Besucher*innen können mitmachen und mitentscheiden
Wer durch die Ausstellung geht, kann sich als Demokrat*in ermutigt fühlen. Bei allen schweren Problemen, die die deutsche Demokratie gegenwärtig unter Druck setzen, wie der Krieg Russlands, der Klimawandel, die Themen Demografie und Migration, der wachsende Rechtsextremismus: Auch die Generationen der 1960er, 70er und 80er Jahre standen vor großen Problemen. Sie haben sie gelöst: mit Zuversicht, Engagement und mit dem festen Willen, die Demokratie zu stärken und wo nötig zu verteidigen. Das zeigt das politische Leben Helmut Schmidts eindrucksvoll. Auch deshalb ist es bis heute aktuell geblieben.
Doch die Besucher*innen sollen nicht nur lesen und schauen. Wichtig ist den Ausstellungsmacher*innen ihr Mitmachen. So werden die Besucher*innen an diversen interaktiven Station nach ihrer Meinung gefragt und zum Reflektieren, Diskutieren und Entscheiden eingeladen. An der Station „Meinungscheck“ werden sie nach ihrer Haltung gefragt zu den Streitthemen Tempolimit, Ziviler Ungehorsam, Vorratsdatenspeicherung, Privatisierung und Parteienverbot. An der Station „Prioritätencheck“ sollen sie entscheiden, welche Themen wichtiger sind als andere: Hier geht es um etwa um den Pflegenotstand, die Massentierhaltung, Politikverdrossenheit oder Terrorismus.

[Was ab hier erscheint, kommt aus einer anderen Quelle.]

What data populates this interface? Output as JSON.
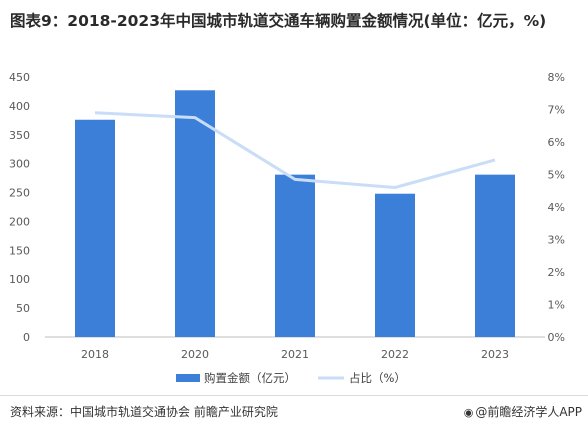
{
  "title": "图表9：2018-2023年中国城市轨道交通车辆购置金额情况(单位：亿元，%)",
  "source": "资料来源：中国城市轨道交通协会 前瞻产业研究院",
  "brand": "@前瞻经济学人APP",
  "brand_icon": "eye-logo-icon",
  "colors": {
    "bar": "#3b7fd9",
    "line": "#c9ddf6",
    "axis": "#bfbfbf",
    "text": "#595959"
  },
  "chart_data": {
    "type": "bar",
    "categories": [
      "2018",
      "2020",
      "2021",
      "2022",
      "2023"
    ],
    "series": [
      {
        "name": "购置金额（亿元）",
        "type": "bar",
        "axis": "left",
        "values": [
          376,
          427,
          281,
          248,
          281
        ]
      },
      {
        "name": "占比（%）",
        "type": "line",
        "axis": "right",
        "values": [
          6.9,
          6.75,
          4.85,
          4.6,
          5.45
        ]
      }
    ],
    "y_left": {
      "min": 0,
      "max": 450,
      "ticks": [
        "0",
        "50",
        "100",
        "150",
        "200",
        "250",
        "300",
        "350",
        "400",
        "450"
      ]
    },
    "y_right": {
      "min": 0,
      "max": 8,
      "ticks": [
        "0%",
        "1%",
        "2%",
        "3%",
        "4%",
        "5%",
        "6%",
        "7%",
        "8%"
      ]
    },
    "grid": false,
    "legend": "bottom"
  }
}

Peer Steinbrück: Demokratie und ihre Werte verteidigen
„Helmut Schmidt hat in seiner Regierungserklärung als Kanzler Realismus und Nüchternheit versprochen“, betont der Vizepräsident des Deutschen Bundestags, Wolfgang Kubicki (FDP) bei der Eröffnung der Ausstellung. „Und er hat Wort gehalten: Hatte er sich eine Meinung gebildet, verfolgte er seine Linie konsequent. Diese Haltung hat ihm bis an sein Lebensende den Respekt und die Sympathien vieler Menschen eingebracht.“
Zur Eröffnung spricht auch der frühere Bundesfinanzminister und SPD-Kanzlerkandidat Peer Steinbrück. Er war von 1978 bis 1981 wissenschaftlicher Mitarbeiter Helmut Schmidts im Kanzleramt. Für Steinbrück fordert die Ausstellung „uns alle auf“, die aktuellen Herausforderungen für die Demokratie anzunehmen und die demokratischen Werte zu verteidigen. Genau dazu inspiriert die Ausstellung.
Quer durch die Republik
Wer sich selbst ein Bild machen möchte, kann das noch bis zum 6. Mai in Berlin tun. Danach ist die Ausstellung vom 6. Juni bis zum 30. September in Bonn zu sehen, vom 8. bis 27. Oktober in Leipzig. Für Ende des Jahres ist ein Auftritt in Rostock geplant. Im nächsten Jahr soll es dann weitergehen, quer durch die ganze Republik.